Today, current and former shipyard workers and their families are paying a high price. In Hampton Roads alone, thousands have been sickened or killed, and many more will succumb as asbestos disease continues to manifest itself well into the 21st century.
As Sheldon Samuels sees it, their lives were sacrificed by the government they served, by a Navy for whom they built and repaired ships during wartime.
“The Navy looked at the shipyard workers as though they were front-line troops” during World War II, says Samuels, who served with the U.S. Public Health Service and then as the nation’s chief occupational health expert for organized labor.
In fact, working in an American shipyard during World War II would prove to be almost as deadly as fighting in the war.

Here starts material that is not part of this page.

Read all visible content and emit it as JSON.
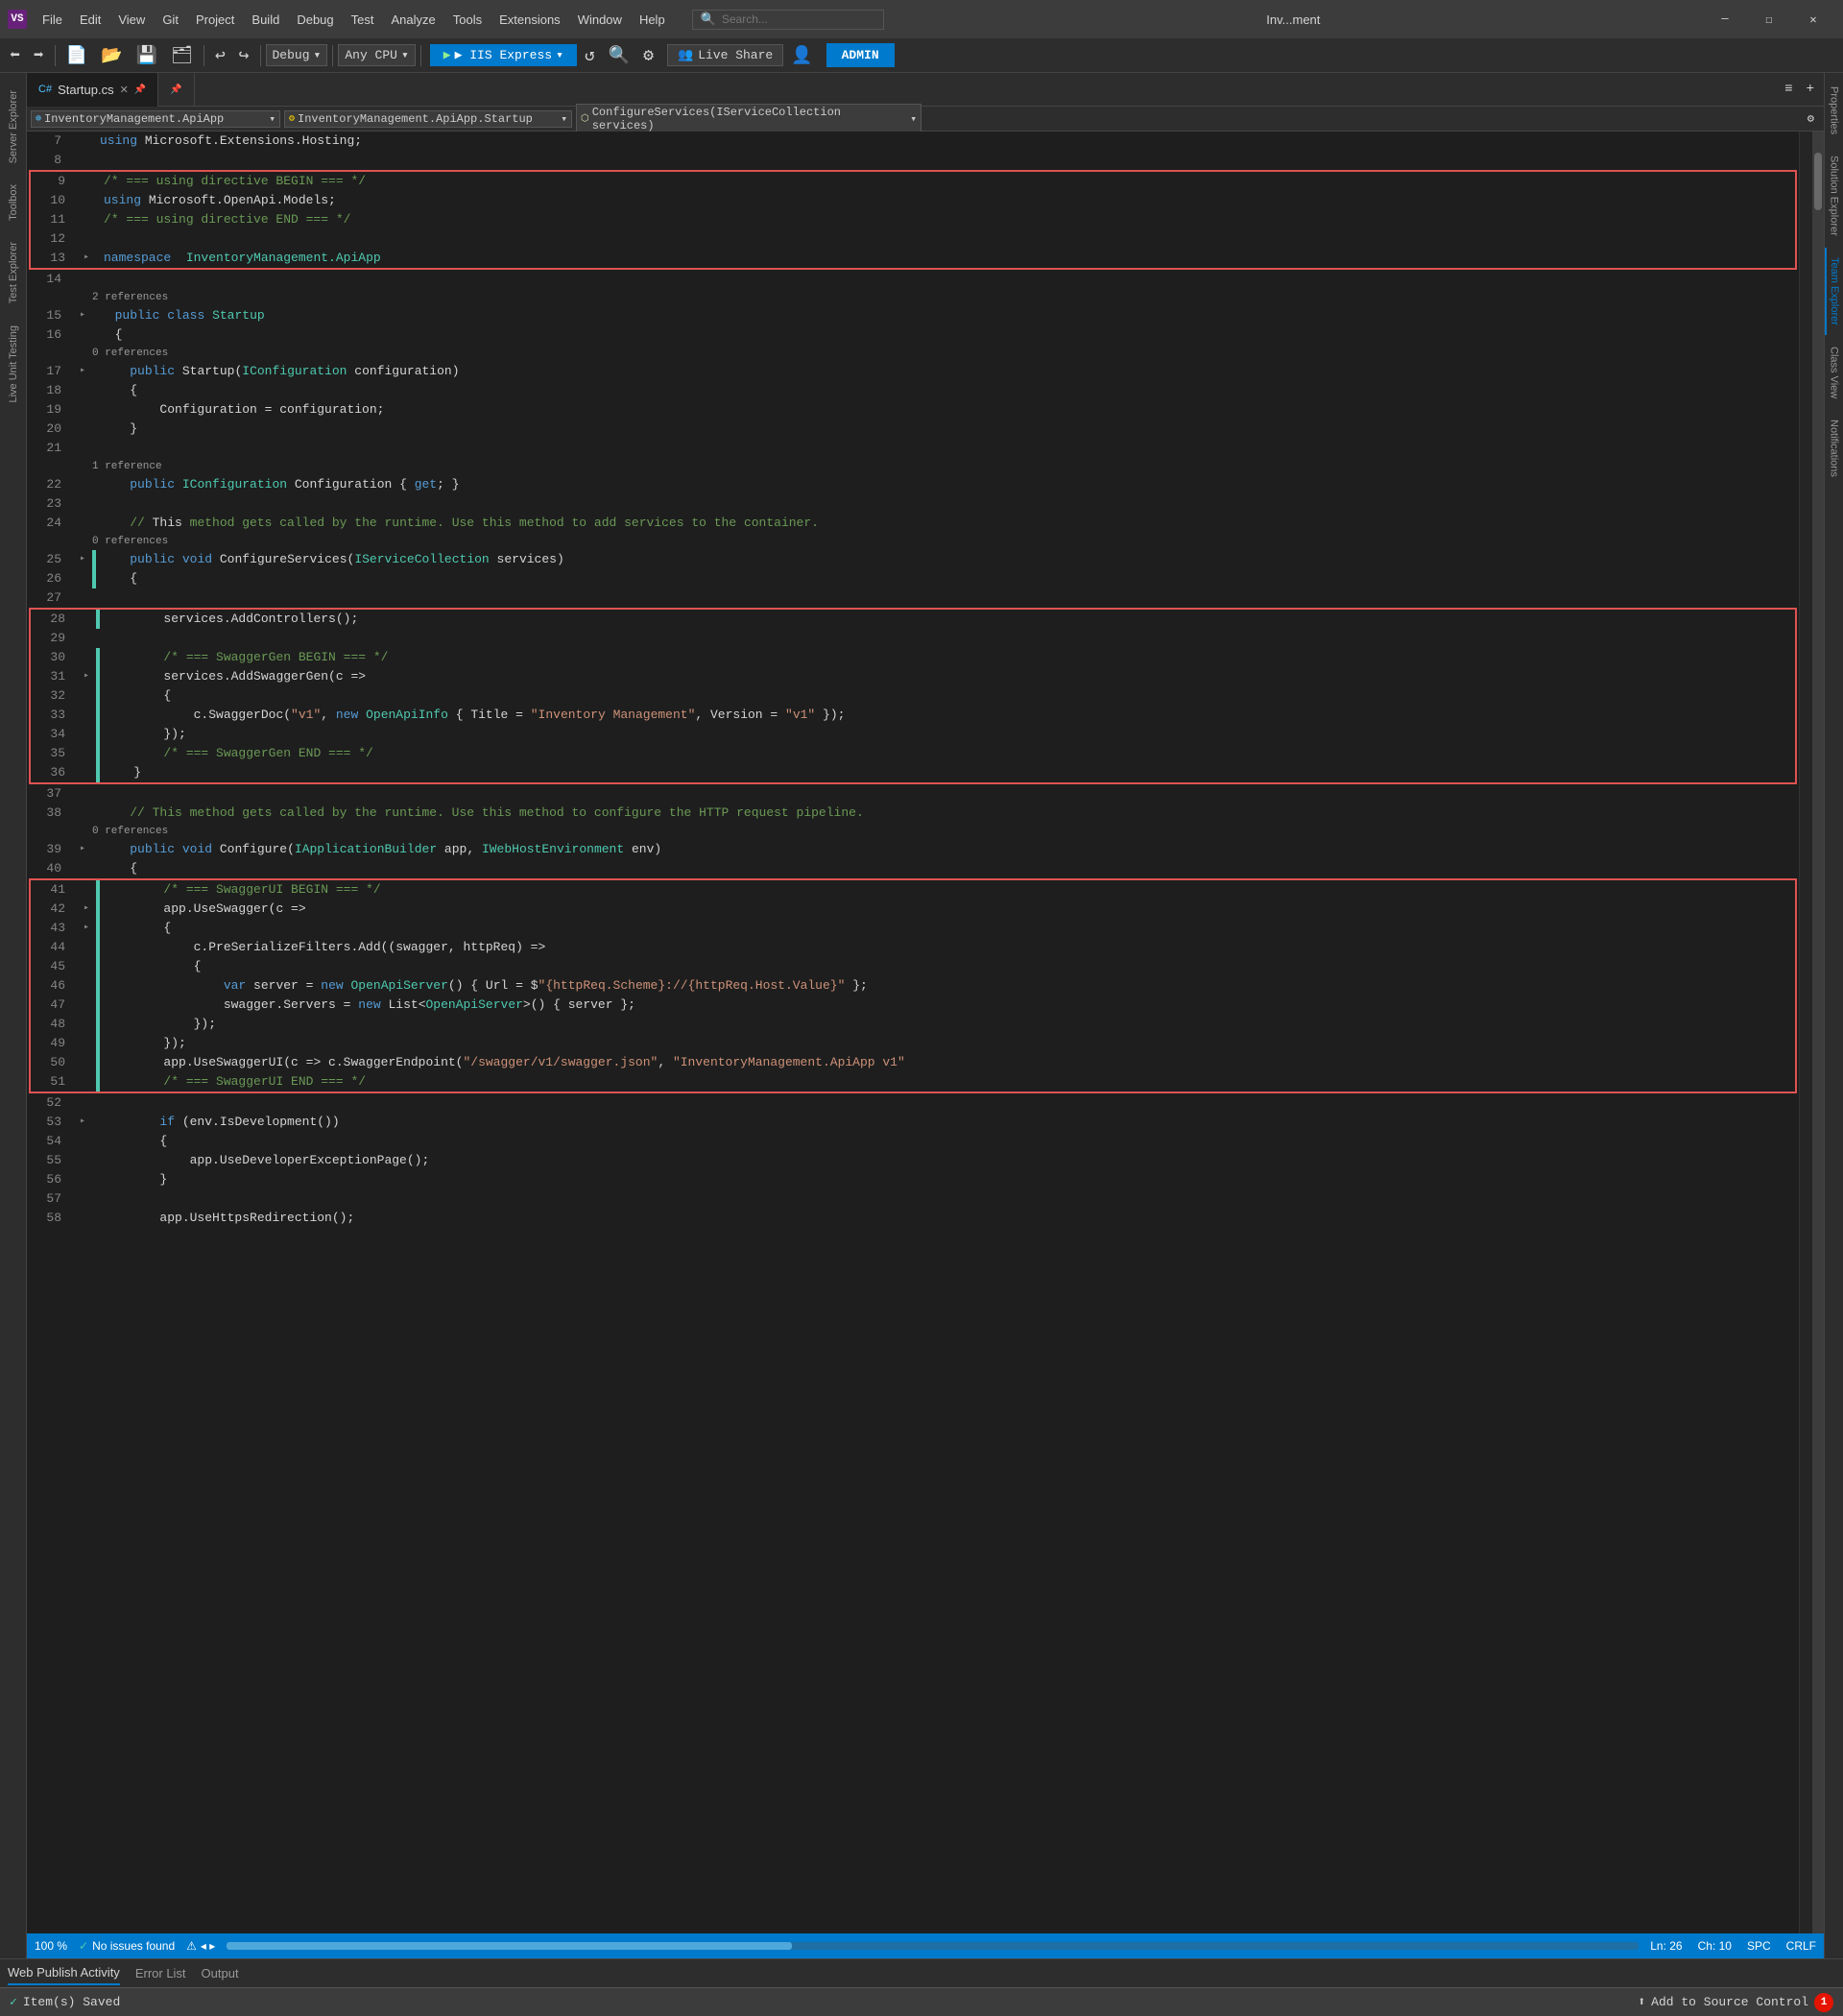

During World War II, 16.1 million Americans were called to arms. The combat death rate was about 18 per thousand service members. About 4.3 million Americans worked in shipyards during the war. For every thousand wartime shipyard employees, about 14 died of asbestos-related cancer, and an unknown number died of an asbestos disease called asbestosis, or complications from it.
“In the highest levels of government, there was a conscious political decision to sacrifice lives of (shipyard workers) for the war effort,” says Samuels, who, at 71, serves as vice president of a worldwide organization dedicated to advancing occupational health and safety issues.
He describes the government’s decades of denial, and the resulting deaths, as “moral homicide.”
Now, in the third century of the asbestos tragedy, an average of one American per hour dies of workplace exposure to the mineral once prized for its flame-resistant quality.
They are the victims of a cover-up that rivals that of Big Tobacco. But these victims didn’t know they were being poisoned.
It’s a tragedy that didn’t have to happen.